ネットワークまたはシステムの障害のために、任意のノードでインダウト分散トランザクションが1つ以上発生した場合でも、そのノードの管理者がなんらかの処理を実行する必要はありません。ネットワークやシステムの障害が解決した後、データベースの自動リカバリ機能によって、セッション・ツリーのすべてのノードが同じ結果になるように(つまり、すべてコミットされるかすべてロールバックされる)、すべてのインダウト・トランザクションの処理が透過的に完了します。

ただし、障害が長期にわたる場合には、トランザクションを強制的にコミットまたはロールバックすることで、ロックされたデータをすべて解放できます。アプリケーションは、この操作を想定しておく必要があります。

35.4.2 手動上書きを実行するかどうかの判断

インダウト・トランザクションのオーバーライドは、特定の条件下でのみ実行する必要があります。

特定のインダウト・トランザクションを手動でオーバーライドするのは、次のいずれかの条件が存在する場合のみです。

  • インダウト・トランザクションが他のトランザクションに必要なデータをロックしている場合。この状況は、ORA-01591エラー・メッセージによってユーザーのトランザクションが妨げられたときに起こります。

  • インダウト・トランザクションは、UNDOセグメントのエクステントが他のトランザクションによって使用されることを防ぎます。インダウト分散トランザクションのローカル・トランザクションIDの最初の部分は、データ・ディクショナリ・ビューDBA_2PC_PENDINGでリストされるUNDOセグメントのIDに対応します。

  • 2フェーズ・コミットの各フェーズの完了を妨げている障害を許容される時間範囲内で訂正できない場合。このような例としては、通信ネットワークやデータベースの損傷など、リカバリに長い時間を要する障害があります。

通常、インダウト分散トランザクションをローカルで強制する場合は、別の場所の管理者と相談した上で決断する必要があります。判断を誤るとデータベースの一貫性が損われ、トレースが困難で手動での修正が必要となる恐れがあります。

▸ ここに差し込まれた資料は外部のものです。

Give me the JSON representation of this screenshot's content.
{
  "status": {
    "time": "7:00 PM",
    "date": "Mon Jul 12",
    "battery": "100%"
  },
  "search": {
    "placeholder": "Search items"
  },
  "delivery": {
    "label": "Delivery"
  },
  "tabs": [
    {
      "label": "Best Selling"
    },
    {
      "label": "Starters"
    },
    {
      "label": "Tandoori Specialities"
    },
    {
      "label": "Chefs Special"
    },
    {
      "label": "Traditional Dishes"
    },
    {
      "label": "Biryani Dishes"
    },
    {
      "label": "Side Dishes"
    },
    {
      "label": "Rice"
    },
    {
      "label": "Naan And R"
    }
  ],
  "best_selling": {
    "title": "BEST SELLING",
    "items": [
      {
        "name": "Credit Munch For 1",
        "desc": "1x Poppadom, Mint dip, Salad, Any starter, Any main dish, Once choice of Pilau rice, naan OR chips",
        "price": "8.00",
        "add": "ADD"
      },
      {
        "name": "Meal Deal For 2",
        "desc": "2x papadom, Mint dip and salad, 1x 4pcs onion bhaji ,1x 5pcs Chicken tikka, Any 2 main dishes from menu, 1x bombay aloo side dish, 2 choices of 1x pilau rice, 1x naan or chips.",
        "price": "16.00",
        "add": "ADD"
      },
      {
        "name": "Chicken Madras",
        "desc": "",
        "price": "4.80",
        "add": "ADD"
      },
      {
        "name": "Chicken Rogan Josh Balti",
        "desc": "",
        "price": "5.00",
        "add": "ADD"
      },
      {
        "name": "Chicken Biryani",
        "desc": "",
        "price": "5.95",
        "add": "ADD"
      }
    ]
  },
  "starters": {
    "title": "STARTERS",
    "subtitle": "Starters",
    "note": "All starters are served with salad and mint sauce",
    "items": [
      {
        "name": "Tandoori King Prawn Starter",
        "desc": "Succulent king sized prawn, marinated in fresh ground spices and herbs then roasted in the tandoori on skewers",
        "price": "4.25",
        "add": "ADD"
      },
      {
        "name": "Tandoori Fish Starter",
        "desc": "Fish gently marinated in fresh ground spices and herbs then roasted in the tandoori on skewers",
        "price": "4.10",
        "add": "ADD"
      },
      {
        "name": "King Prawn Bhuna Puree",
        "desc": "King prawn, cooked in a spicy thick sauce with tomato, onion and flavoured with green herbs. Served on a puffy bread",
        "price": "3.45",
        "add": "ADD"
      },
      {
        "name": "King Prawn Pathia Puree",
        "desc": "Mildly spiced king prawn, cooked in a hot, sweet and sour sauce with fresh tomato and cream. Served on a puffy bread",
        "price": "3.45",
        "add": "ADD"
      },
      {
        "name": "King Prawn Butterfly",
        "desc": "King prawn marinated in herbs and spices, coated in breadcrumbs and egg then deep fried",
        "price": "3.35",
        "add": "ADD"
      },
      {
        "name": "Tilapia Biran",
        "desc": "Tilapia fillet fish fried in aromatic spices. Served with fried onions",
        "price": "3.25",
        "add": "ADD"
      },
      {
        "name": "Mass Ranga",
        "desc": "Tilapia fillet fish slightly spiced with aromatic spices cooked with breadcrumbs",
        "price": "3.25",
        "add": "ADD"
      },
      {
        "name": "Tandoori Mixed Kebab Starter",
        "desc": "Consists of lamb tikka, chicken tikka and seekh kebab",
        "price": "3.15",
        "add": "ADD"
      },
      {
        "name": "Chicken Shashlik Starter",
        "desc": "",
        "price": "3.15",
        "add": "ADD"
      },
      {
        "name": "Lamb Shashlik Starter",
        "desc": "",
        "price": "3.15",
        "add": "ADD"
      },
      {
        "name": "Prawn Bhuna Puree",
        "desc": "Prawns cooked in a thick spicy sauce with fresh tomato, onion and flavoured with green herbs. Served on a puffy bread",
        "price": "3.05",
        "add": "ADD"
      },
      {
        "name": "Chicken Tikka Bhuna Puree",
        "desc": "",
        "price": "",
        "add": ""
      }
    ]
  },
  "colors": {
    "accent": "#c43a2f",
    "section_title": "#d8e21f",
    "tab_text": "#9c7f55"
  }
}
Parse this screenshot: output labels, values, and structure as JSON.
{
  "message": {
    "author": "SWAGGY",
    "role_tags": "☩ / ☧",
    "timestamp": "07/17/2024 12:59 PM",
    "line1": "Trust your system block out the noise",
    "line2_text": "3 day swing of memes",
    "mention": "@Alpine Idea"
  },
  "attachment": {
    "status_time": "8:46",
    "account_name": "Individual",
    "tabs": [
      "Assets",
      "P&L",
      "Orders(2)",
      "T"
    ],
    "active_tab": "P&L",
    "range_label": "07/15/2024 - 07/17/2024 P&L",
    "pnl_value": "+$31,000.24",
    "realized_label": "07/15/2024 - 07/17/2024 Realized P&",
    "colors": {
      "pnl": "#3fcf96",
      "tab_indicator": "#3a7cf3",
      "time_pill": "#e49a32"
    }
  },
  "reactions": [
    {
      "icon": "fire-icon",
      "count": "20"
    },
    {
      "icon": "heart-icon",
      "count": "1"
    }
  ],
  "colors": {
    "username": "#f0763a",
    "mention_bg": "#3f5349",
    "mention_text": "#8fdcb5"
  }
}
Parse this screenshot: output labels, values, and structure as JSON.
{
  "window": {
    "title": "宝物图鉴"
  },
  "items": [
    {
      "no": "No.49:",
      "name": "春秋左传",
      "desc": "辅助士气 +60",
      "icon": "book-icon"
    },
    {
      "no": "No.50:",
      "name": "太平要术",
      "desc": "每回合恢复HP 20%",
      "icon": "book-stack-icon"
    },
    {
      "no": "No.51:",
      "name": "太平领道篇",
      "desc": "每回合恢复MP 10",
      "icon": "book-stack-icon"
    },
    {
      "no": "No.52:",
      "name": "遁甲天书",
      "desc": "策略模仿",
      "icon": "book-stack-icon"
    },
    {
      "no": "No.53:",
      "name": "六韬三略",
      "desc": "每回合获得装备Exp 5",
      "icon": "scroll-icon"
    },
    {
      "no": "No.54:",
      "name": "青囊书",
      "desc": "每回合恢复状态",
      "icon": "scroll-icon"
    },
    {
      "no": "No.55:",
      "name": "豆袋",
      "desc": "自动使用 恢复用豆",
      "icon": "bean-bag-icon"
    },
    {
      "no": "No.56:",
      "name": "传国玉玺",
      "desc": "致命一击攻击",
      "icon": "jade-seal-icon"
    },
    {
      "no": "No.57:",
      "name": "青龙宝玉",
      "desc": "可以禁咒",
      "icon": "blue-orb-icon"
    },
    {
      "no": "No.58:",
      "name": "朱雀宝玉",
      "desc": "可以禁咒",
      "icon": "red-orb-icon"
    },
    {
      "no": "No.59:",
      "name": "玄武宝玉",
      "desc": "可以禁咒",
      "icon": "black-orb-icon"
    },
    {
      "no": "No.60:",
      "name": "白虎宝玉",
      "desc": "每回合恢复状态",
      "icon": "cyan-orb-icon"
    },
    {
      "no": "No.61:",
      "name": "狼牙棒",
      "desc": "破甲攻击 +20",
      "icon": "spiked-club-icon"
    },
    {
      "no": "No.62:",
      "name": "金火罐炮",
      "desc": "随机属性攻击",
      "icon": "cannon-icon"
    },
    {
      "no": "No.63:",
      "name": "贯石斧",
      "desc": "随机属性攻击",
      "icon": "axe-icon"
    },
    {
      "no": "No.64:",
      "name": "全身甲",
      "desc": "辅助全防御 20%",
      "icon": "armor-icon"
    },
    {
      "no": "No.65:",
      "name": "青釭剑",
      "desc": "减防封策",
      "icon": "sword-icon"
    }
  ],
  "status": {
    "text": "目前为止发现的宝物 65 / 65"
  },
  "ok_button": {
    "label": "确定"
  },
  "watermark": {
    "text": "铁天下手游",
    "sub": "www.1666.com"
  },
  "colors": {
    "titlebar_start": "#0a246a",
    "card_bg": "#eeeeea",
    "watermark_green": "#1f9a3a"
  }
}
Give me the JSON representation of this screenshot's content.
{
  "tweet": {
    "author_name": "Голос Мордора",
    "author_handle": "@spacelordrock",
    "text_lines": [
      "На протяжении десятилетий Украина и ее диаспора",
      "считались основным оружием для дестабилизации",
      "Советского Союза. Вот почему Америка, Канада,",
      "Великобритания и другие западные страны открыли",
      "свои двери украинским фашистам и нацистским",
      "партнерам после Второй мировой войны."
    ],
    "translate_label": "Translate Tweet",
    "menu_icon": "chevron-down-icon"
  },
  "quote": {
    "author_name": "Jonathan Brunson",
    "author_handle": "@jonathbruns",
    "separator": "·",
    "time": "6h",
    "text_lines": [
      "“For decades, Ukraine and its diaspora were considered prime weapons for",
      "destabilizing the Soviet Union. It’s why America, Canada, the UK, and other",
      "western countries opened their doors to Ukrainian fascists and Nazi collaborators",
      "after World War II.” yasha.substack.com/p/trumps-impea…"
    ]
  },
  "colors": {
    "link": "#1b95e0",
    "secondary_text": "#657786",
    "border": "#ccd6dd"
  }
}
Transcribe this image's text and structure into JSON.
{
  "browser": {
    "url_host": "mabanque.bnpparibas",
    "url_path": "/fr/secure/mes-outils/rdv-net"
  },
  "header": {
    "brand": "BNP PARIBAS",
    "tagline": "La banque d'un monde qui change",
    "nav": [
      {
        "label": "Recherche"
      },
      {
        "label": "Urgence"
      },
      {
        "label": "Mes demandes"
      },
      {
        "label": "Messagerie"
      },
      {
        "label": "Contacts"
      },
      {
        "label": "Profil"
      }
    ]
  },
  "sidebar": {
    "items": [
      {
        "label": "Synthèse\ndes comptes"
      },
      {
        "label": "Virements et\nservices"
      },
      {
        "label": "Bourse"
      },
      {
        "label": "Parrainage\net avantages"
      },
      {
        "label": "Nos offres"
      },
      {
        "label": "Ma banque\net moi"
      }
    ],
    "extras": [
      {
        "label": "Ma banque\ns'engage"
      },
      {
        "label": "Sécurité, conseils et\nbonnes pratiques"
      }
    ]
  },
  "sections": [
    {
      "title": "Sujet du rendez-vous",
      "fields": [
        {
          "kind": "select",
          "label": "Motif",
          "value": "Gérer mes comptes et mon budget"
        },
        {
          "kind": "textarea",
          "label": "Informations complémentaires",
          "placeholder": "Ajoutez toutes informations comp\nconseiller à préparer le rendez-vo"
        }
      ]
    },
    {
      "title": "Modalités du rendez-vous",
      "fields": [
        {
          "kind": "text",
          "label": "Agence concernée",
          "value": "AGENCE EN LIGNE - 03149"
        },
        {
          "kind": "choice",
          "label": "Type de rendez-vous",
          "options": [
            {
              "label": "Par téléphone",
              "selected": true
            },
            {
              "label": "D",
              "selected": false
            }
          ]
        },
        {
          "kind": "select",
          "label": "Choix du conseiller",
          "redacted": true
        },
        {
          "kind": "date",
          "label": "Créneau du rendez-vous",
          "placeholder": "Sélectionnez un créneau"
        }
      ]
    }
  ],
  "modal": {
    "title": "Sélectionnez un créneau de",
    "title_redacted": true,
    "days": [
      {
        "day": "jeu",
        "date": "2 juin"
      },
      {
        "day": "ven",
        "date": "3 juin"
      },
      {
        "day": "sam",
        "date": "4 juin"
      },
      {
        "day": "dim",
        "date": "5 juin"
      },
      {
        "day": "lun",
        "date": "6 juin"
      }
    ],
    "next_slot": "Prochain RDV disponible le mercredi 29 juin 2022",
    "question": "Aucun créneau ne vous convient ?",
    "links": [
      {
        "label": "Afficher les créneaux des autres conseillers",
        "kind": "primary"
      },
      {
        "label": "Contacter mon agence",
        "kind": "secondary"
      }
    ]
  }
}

これらの条件のいずれも当てはまらない場合、データベースの自動リカバリ機能を常に許可し、トランザクションを完了してください。しかし、前述のいずれかの条件に当てはまる場合には、インダウト・トランザクションのローカルでの修正を検討してください。

35.4.3 トランザクション・データの分析

トランザクションの完了を強制する場合は、入手可能な情報を分析します。

35.4.3.1 コミットまたはロールバックされたノードの特定

DBA_2PC_PENDINGビューを使用し、トランザクションをコミットまたはロールバックしたノードを探します。

トランザクションをすでに解決しているノードが見つかった場合は、そのノードで実行された処理に従うことができます。

35.4.3.2 トランザクション・コメントの確認

DBA_2PC_PENDINGTRAN_COMMENT列に、対象の分散トランザクションに関するなんらかの情報が与えられていないかを確認します。

COMMIT文のCOMMENT句にコメントが含まれているか、またはトランザクションに命名している場合は、トランザクションがコミットされると、トランザクション名がTRAN_COMMENTフィールドに設定されます。

たとえば、インダウト分散トランザクションのコメントで、トランザクションの開始元とタイプを示すことができます。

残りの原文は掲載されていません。